Americans aren't expecting another bang-up year for the stock market, according to a new Associated Press-GfK poll.
Of the people polled, 40 percent think the market will stabilize where it is now by the end of 2014, with 39 percent predicting that it will drop, but not crash. Only 14 percent believe the market will rise and 5 percent think it will crash.
The Standard & Poor's 500 index has surged 24.5 percent to 1,775 in 2013, putting it on track for its best year in a decade.
The rally has been fueled by higher corporate earnings, a slow but steady recovery in the U.S. economy and stimulus from the Federal Reserve.
Perhaps because of the slow recovery, only about half of the general public noted the market's strong performance, according to the poll. Investors were more aware of the booming market, however, as 73 percent say it improved.
William Leyser, 74, a retired machinist from Las Vegas, thinks the stock market may fall by as much as 10 percent next year. He has taken some of his money out of stocks this year and put it into bonds.
"I'm concerned there is going to be a big correction here," says Leyser, who invests in mutual funds. "When it gets high, it always goes down a little bit."
The poll also shows that individuals are less optimistic about the outlook for the stock market than many investment professionals.
While few market strategists expect stocks to keep climbing at the same pace, many see it extending its gains at a slower rate. Bank of America Merrill Lynch predicts the S&P 500 index will end next year at 2,000, about 13 percent higher than its current level. Wells Fargo Advisors forecasts the index will climb as high as 1,900, a gain of about 7 percent.
Stocks have rallied since bottoming out after the financial crisis and the start of the Great Recession, lifting the S&P 500 index 162 percent from its low in March 2009. Despite those steady returns, the poll suggests that Americans are still nervous about buying and holding stocks.
Of those polled, 71 percent consider investing in the stock market to be "generally risky," compared with 27 percent who think of the market as "generally safe."
The perception of stocks as a risky investment has lessened since the spring, when 75 percent of respondents said it was "generally risky" and 18 percent said it was "generally safe."
Still, with interest rates on savings accounts low, some individual investors recognize the need to take on more risk.
"If you want to see some growth in your portfolio you have to go into equities," says Mark Geduldig-Yatrofsky, 64, a former IT worker who lives in Portsmouth, Va.

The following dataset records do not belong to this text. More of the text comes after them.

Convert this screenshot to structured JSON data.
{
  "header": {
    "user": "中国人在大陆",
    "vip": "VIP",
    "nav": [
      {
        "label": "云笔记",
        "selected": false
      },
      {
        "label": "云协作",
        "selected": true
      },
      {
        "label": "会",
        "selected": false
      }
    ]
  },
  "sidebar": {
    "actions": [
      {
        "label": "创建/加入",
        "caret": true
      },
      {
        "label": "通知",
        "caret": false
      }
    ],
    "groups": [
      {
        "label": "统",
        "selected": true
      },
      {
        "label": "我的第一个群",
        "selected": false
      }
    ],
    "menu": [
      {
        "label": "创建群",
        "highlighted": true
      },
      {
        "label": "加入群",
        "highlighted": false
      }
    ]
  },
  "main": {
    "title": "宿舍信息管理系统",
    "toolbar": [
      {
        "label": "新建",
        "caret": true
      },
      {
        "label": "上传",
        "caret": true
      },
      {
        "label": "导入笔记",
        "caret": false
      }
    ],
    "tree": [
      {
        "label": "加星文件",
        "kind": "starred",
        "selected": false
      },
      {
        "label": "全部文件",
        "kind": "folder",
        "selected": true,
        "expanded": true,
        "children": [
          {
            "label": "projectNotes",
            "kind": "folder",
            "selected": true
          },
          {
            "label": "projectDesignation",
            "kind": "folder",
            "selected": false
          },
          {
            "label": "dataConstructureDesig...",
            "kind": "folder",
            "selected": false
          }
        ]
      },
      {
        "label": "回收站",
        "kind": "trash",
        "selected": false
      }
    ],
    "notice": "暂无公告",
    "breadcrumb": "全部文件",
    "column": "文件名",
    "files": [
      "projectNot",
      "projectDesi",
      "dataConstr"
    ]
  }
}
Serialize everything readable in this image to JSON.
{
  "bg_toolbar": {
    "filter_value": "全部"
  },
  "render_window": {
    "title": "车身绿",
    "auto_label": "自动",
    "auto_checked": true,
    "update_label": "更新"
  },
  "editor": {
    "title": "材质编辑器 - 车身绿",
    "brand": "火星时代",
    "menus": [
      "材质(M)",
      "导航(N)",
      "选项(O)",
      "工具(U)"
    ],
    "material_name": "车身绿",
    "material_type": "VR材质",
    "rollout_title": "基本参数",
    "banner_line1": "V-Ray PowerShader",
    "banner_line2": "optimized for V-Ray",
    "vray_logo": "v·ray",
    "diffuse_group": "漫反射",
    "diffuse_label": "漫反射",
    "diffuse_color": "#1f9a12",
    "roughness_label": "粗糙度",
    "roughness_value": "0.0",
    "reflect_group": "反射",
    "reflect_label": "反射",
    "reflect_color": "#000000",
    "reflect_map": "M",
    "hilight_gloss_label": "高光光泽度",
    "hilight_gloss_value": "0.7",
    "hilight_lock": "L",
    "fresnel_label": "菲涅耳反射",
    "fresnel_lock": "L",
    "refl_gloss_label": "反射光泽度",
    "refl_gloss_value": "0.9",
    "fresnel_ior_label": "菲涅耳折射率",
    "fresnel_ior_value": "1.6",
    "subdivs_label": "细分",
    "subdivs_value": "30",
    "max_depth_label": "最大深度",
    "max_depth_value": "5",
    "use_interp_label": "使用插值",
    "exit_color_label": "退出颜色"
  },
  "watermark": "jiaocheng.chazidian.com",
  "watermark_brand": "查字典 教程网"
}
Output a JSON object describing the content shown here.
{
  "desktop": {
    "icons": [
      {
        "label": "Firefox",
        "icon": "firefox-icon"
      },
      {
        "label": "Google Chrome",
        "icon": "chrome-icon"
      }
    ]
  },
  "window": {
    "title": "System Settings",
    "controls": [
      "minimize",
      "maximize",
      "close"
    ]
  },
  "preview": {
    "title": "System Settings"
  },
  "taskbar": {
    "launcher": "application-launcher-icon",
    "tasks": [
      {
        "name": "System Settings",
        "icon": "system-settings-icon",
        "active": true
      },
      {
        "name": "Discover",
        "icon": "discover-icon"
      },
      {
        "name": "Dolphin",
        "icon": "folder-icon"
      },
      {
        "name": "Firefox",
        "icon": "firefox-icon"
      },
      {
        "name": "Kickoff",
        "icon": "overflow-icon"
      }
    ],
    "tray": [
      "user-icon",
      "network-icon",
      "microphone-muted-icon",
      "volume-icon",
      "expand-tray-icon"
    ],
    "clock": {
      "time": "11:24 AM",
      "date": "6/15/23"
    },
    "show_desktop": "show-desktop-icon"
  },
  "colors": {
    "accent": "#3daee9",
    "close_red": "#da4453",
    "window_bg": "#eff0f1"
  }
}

Overall, 20 percent of investors say they plan to invest more heavily in the market in the coming year, 22 percent will pull back, and 57 percent plan to invest at about the same level as in 2013.
The AP-GfK Poll was conducted Dec. 5-9, 2013, using KnowledgePanel, GfK's probability-based online panel. For results based on all 1,367 adults, the margin of sampling error is plus or minus 3.5 percentage points.
KnowledgePanel is designed to be representative of the U.S. population. Respondents were first selected randomly using phone or mail survey methods, and later, completed this survey online. People selected for KnowledgePanel who didn't otherwise have Internet access were provided with access at no cost to them.